Further information on International agreements and protocols is included in Module 2.2.

International Court of Justice

The International Court of Justice (ICJ) is also referred to as the World Court. It is a permanent court of the United Nations and is based in The Hague.

It began work in 1946, when it replaced the Permanent Court of International Justice that had functioned since 1922. The ICJ fulfils two functions:

§  It makes rulings on disputes, submitted by the states party.

§  It gives non-binding advisory opinions when asked to do so by United Nations (UN) organisations and agencies.

The Court is composed of 15 judges of different nationalities who are elected to nine-year terms of office by the UN General Assembly and Security Council.

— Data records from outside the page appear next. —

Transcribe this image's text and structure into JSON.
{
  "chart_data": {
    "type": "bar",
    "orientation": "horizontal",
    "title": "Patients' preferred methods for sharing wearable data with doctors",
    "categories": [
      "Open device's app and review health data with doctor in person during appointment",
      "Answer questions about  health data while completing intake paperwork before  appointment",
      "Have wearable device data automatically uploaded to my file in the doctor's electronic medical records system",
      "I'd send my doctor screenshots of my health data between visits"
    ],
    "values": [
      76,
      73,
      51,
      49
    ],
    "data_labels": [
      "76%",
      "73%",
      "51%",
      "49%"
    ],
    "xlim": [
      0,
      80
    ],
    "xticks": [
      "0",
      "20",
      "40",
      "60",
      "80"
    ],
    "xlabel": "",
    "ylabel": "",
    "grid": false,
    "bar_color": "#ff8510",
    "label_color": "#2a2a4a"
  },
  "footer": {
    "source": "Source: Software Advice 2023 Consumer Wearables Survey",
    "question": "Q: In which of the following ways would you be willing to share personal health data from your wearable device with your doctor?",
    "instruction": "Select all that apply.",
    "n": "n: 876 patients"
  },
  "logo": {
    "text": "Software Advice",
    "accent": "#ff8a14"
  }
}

The members of the ICJ do not represent their governments, but are independent magistrates.

The judgment is final and without appeal.


3. EU Regulatory Framework

3.1 The Treaty of Rome

The Treaty of Rome was the founding treaty of the European Economic Community (EEC), which later became the European Union (EU). It is also known as the Treaty of the European Community (TEC).

All the subsequent European treaties have built upon or amended the Treaty of Rome and its provisions still form the majority of EU treaty law.

The Treaty of Rome established a common market (based on the 4 freedoms), common policies and a customs union (part of the first of the 3 pillars).

The 4 freedoms are:

§  Capital

§  Goods

§  People

§  Services

The 3 Pillars are:

§  European Communities

o  Customs Unions, Agriculture, Structure and Trade Policies.

§  Foreign Policy and Security

o  Democracy, Human Rights, Peace, Cooperation, Foreign Aid.

§  Domestic Policy and Justice

o  Combating organized crime, drug & weapon trade, terrorism, racism, crimes against children and human trafficking.

o  Cooperation between Civil and Criminal judicial authorities and police.

The Treaty was the result of eleven years of attempts to reconstruct the European continent after World War II. It was signed in 1957 by the Heads of Government of France, Belgium, Luxembourg, West Germany, the Netherlands and Italy.

The Treaty established four institutions - a Commission, a Council of Ministers (now known as the Council of the European Union), a European Parliament and a European Court of Justice. These were to be staffed by officials, ministers, judges and parliamentarians from Member States.


3.2 The European Commission

“Promoting the common interest”

The European Commission represents and upholds the interests of Europe as a whole. It’s functions include:

§  Drafting proposals for new European laws, which it presents to the European Parliament and the Council.

§  Managing the day-to-day business of implementing EU policies and spending EU funds.

§  Taking action against rule-breakers, taking them to the European Court of Justice if necessary

The Commission consists of one person from each EU country. They are assisted by around 24,000 civil servants, most of whom work in Brussels.

The President of the Commission is chosen by EU governments and endorsed by the European Parliament. The other commissioners are nominated by their national governments in consultation with the incoming president, and must be approved by the European Parliament. They do not represent the governments of their home countries. Instead, each of them has responsibility for a particular EU policy area.

The President and Members of the Commission are appointed for a period of five years, coinciding with the period for which the European Parliament is elected.

3.3 Council of the European Union

“The Voice of the Member States”

The Council of the European Union was formerly known as the Council of Ministers. It is the EU’s principal decision-taking body. With the European Parliament, it shares the responsibility for passing EU laws. It is also in charge of the EU’s foreign, security and defence policies, and is responsible for key decisions on justice and freedom issues.